Arnesisha Hayes, who will graduate from the high school next year, told the WSWS, “I think the budget cuts are unfair, first of all because all after school programs and remedial classes are being eliminated. These are classes that students need. They want to cut summer school out as well. What will people do who need extra help learning or a remedial program?

“I think the layoff of 400 of our teachers is out of control. Our class sizes are too big already. We have 27 to 32 students in a class now. Many more people will need extra help if they cut teachers and increase the class sizes. A lot more people will not come to school if they cut bus transportation.

“It is not fair for the teachers to have their pay and benefits cut. What are they going to do to get income to take care of their kids?

“I blame the Board of Education for these cuts, but beyond that I think the Democrats and Republicans go along with these cuts. This is something no one disagrees on. We tried to demonstrate against the state budget cuts and the budget cuts here. We held a rally outside the school here, but nothing has changed.

“My family can’t pay a 5 percent property tax increase. A lot of people are struggling as it is. I think it would be fair if the rich were taxed to pay for education. The rich are spending a lot of money on unnecessary things. They don’t get taxed, and if they did, it wouldn’t hurt.”
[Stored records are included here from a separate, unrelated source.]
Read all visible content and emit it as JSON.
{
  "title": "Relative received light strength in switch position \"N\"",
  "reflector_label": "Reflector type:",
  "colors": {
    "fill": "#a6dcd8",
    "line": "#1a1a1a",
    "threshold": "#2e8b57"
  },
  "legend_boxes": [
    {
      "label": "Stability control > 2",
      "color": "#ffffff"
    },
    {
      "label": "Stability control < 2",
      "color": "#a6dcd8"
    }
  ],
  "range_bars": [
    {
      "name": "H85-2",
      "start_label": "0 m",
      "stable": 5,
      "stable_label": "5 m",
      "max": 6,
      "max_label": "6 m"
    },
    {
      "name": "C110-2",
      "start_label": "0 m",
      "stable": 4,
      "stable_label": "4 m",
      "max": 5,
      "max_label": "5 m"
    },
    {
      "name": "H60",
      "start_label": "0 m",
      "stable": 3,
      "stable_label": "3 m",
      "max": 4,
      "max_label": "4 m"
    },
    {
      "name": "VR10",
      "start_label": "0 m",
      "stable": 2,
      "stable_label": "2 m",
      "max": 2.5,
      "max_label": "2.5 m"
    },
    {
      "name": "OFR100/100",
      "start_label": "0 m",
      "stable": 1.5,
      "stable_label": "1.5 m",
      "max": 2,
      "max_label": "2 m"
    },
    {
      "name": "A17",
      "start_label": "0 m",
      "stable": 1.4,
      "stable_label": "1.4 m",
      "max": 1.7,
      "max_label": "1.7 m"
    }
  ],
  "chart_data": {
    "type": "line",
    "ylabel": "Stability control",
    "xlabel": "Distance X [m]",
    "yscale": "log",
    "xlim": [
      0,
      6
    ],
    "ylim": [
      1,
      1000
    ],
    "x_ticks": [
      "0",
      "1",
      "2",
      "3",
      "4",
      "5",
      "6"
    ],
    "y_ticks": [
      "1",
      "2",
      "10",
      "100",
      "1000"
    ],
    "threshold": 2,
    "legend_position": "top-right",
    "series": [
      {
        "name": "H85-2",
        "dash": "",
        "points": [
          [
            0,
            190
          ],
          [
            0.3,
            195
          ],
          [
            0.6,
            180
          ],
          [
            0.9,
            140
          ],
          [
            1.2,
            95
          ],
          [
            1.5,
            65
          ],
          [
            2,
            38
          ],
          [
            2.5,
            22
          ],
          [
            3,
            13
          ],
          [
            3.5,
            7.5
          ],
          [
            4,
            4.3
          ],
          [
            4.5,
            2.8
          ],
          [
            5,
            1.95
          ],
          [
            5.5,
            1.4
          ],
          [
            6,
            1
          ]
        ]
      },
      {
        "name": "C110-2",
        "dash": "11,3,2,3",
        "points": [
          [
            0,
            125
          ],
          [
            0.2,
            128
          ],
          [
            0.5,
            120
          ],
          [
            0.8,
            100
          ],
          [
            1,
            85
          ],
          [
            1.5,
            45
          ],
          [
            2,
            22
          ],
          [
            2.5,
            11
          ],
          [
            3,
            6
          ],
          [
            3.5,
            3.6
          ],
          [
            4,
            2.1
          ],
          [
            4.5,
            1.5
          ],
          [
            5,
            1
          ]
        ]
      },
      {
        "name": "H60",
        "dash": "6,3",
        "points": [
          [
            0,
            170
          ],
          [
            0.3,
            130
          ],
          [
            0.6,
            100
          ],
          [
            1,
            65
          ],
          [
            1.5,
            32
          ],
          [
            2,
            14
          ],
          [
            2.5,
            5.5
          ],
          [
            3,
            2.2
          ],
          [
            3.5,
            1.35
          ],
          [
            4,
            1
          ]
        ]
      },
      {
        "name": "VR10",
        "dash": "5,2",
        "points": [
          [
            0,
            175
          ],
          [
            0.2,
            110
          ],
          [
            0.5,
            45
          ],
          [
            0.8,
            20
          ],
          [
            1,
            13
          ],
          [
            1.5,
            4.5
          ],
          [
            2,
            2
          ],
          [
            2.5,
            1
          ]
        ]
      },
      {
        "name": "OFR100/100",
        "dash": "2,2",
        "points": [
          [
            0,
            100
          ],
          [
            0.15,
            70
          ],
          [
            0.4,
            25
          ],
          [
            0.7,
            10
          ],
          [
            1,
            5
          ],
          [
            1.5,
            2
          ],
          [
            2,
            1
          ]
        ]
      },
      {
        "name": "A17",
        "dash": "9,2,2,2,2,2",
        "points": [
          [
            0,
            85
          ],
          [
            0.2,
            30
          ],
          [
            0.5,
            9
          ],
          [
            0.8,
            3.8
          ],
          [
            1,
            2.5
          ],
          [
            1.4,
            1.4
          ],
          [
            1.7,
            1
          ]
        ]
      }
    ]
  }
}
Her friend, Nigel Coleman, a freshman, added, “The government is not going out to the people to ask what the people really want. I think these budget cuts are unfair. The rich have the money, but I think they are just greedy people who don’t want to share.”

Jose Arroyo

Jose Arroyo, a junior at Riverside, said, “Everyone wants the American dream, but with the budget cuts, it is fading. Some parents cannot afford to lose the bus service and drive their kids to school. They just can’t drive their kids, and when the school is far, students won’t be able to make it to class.

“I know many teachers have just completed college, and they face losing their jobs and their careers. I am against this. I don’t think it is fair that the teachers are being asked to give up their pay and benefits in addition to the layoffs. If they are laid off, the class sizes are going to increase by a substantial amount, and we won’t have the hands-on attention of our teachers. We will be getting less of an education, and this will deprive students of an equal opportunity for a future.

“I am upset about their cutting out sports. I don’t play sports, but people are interested in them and stay in school because of them. And some can get college scholarships through sports.

“It is sad to me that the first thing the Democrats and Republicans think to cut is education. The first thing the city of Yonkers thinks is cutting education. The significance of education is that it is the future.

“This nation from the time of Alexander Hamilton was based on the rich. It was based on the rich, and most of the politicians came from the rich. Very few came from the working class. The two party system represents the rich. The working class competes with the rich. If a public program is for the people, why isn’t it for all the people? The working class is the majority, but it is so hard for us to be heard. If we were, then we would tax the rich to pay for education, and they don’t want that.”